I have not had the heart to tell him that that assumption could not be farther from the truth when you’re in the 6th grade.

For days I’ve been listening to my geek laugh about messing with young geek’s cube.  He decided it would be pure awesome if he pulled one of the pieces off, turned it, and put it back.  This plan came to fruition last night, and I was regaled with giddy descriptions of how much fun it was going to be to watch young geek fret over a cube he couldn’t solve.

This morning young geek sits down with his cereal, starts his stopwatch (did I mention that he times himself?) and turns the cube for about 10 seconds.  He then announces he sees that "someone has been tampering with the cube", gives his dad a hard stare, resets the offending piece, and completes the puzzle.

The young geek definitely got the last laugh.  "All that", he told his dad, "and I still finished in under 2 minutes."

3 thoughts on “Life With My Geeks – Battle of the Geek

  1. You might want to get him to investigate how many seperate solution spaces there are for the Rubik’s Cube.

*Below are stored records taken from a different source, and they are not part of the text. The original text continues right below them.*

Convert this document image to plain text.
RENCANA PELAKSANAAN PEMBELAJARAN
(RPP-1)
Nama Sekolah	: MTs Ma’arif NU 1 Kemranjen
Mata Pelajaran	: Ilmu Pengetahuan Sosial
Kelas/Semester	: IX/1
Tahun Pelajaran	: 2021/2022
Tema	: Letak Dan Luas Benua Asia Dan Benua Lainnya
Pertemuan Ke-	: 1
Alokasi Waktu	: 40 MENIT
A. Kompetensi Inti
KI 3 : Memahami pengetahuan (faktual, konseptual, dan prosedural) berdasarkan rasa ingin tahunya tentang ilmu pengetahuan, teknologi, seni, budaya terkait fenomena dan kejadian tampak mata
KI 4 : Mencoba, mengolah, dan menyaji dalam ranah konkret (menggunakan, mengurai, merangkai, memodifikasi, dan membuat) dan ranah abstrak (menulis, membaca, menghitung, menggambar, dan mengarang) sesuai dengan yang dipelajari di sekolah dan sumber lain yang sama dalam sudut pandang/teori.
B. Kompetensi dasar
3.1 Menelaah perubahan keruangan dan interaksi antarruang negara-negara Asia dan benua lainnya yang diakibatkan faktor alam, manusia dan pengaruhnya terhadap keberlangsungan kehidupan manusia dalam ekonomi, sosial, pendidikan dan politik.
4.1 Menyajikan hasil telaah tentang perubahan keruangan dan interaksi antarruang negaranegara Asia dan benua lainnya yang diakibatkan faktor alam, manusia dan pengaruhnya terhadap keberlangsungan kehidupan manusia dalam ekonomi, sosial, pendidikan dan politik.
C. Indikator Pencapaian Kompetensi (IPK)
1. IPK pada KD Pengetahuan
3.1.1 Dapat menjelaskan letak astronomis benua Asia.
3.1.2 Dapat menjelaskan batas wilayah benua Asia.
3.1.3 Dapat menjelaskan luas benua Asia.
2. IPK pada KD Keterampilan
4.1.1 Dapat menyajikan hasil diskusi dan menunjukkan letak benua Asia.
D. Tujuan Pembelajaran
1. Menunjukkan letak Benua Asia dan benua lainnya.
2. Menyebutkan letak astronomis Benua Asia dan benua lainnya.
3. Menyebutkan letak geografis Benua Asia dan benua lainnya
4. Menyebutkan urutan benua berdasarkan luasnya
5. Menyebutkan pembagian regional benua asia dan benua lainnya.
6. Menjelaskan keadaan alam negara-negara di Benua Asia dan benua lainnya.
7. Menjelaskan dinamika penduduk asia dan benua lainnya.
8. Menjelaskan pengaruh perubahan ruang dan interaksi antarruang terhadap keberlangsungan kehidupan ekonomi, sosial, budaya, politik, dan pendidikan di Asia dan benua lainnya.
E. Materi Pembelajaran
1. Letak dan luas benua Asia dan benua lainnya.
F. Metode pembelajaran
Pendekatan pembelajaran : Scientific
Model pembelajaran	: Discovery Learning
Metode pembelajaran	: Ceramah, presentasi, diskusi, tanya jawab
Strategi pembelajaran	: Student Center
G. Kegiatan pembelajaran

    You can imagine each space as being an Island. There is no way to permuate a cube in one island in such as a way as to make a cube in the other island.

    In your case, your Husband changed the properties of the cube to move the cube in to a new solution space. There are just as many permutations of the cube in this solution space as there are in the normal solution space.

    However, if my memory serves me right, there in fact 12 seperate solution spaces.

    See if he can prove this result!